Quant à Paul Hymans qui était ministre d’Etat (il avait été nommé ministre d’Etat, ministre des Affaires étrangères lors de la formation du gouvernement d’union nationale en 1914), président du Parti libéral, président de l’ULB et président des Beaux-Arts, il eut le 10 mai un entretien à la Chambre avec le ministre d’Etat catholique Carton de Wiart, écrit-il dans ses papiers. Ils convinrent que les trois ministres d’Etat – le troisième était absent ce jour-là – appartenant chacun à un des trois partis qui étaient au gouvernement, aient un contact étroit et suivi avec le Conseil des ministres. Le Premier ministre Pierlot marqua son accord. Le 13 mai, l’avance allemande devenant inquiétante, le gouvernement décida de se rendre à Ostende. Le lendemain, le 14, Paul Hymans eut confirmation du départ du gouvernement. Avec son épouse, il quitta définitivement sa maison, l’université, les Beaux-Arts. Tout ce qui était sa vie.

 

A Ostende, ce fut la confusion. Il y eut une réunion du gouvernement le 16 mai à 23 heures à la lueur de la bougie dans une chambre d’hôtel. Il fut décidé comme en 1914 de rejoindre Sainte-Adresse non loin du Havre où le gouvernement avait siégé. On croyait encore à la possibilité d’arrêter l’offensive allemande. Illusions ! Quatre membres du gouvernement rejoignirent le roi à son quartier général. Paul Hymans et sa femme partirent en voiture vers Abbeville. Au terme de moult péripéties, bombardements, interdictions de circuler de l’armée anglaise, ils parvinrent enfin à Sainte-Adresse où se trouvaient déjà quelques fonctionnaires avec leurs familles.

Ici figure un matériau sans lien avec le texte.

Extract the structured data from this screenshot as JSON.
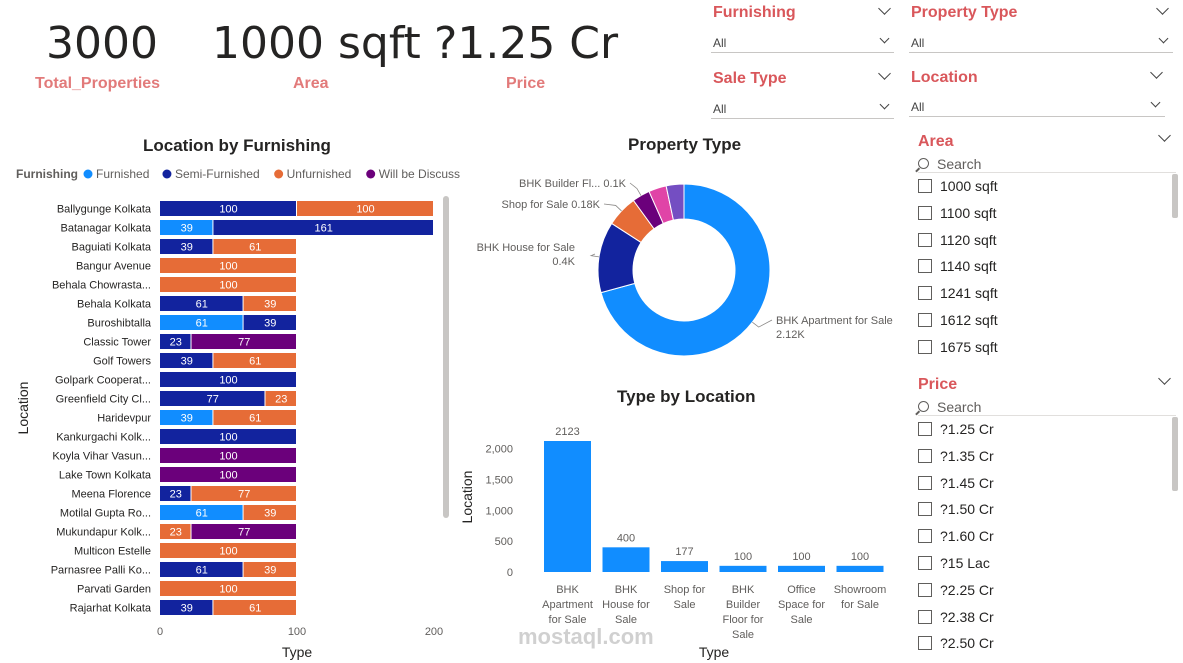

La situation n’y était guère brillante. Il y eut aussi des bombardements. L’avance allemande semblait inéluctable. Non, on ne reproduira pas la situation de 1914 ! La fuite continua, cette fois-ci vers Poitiers.

 

 

 

La capitulation de l’armée belge ordonnée par le Roi

 

 

Le drame est la totale ignorance de la situation par ce gouvernement en exil. De plus, le gouvernement et le roi sont séparés. Arrive l’inéluctable : la capitulation des armées belges ordonnée par le roi. Quatre ministres vont rencontrer Léopold III à Wynendaele près de Bruges. L’entrevue est dramatique. Le roi veut rester au milieu de ses soldats et les ministres veulent poursuivre le combat auprès des alliés. De plus, le souverain aurait voulu qu’un ministre signe un arrêté royal en blanc pour lui permettre de former un nouveau gouvernement en Belgique. Comme un ennui ne vient jamais seul, le Premier ministre français Paul Reynaud prononça à la radio un discours accusant l’armée belge de « capitulation en rase campagne » et la Belgique d’avoir donné un « coup de poignard dans le dos » des alliés. Cela déclencha des manifestations de haine de la population française à l’égard des réfugiés belges en France. Paul Hymans voulut que les Belges relèvent la tête. Avec quatre ministres du gouvernement et les trois ministres d’Etat, une couronne fut déposée au monument des Belges à la place de la Concorde à Paris. Ce geste symbolique émut une partie de l’opinion française. Cependant les Belges étaient divisés. Certains parlementaires voulaient abroger la monarchie et instaurer une République dont Paul Hymans serait le président !

 

 

 

Paul Reynaud, le Premier ministre français, n'hésita pas à déshonorer la Belgique.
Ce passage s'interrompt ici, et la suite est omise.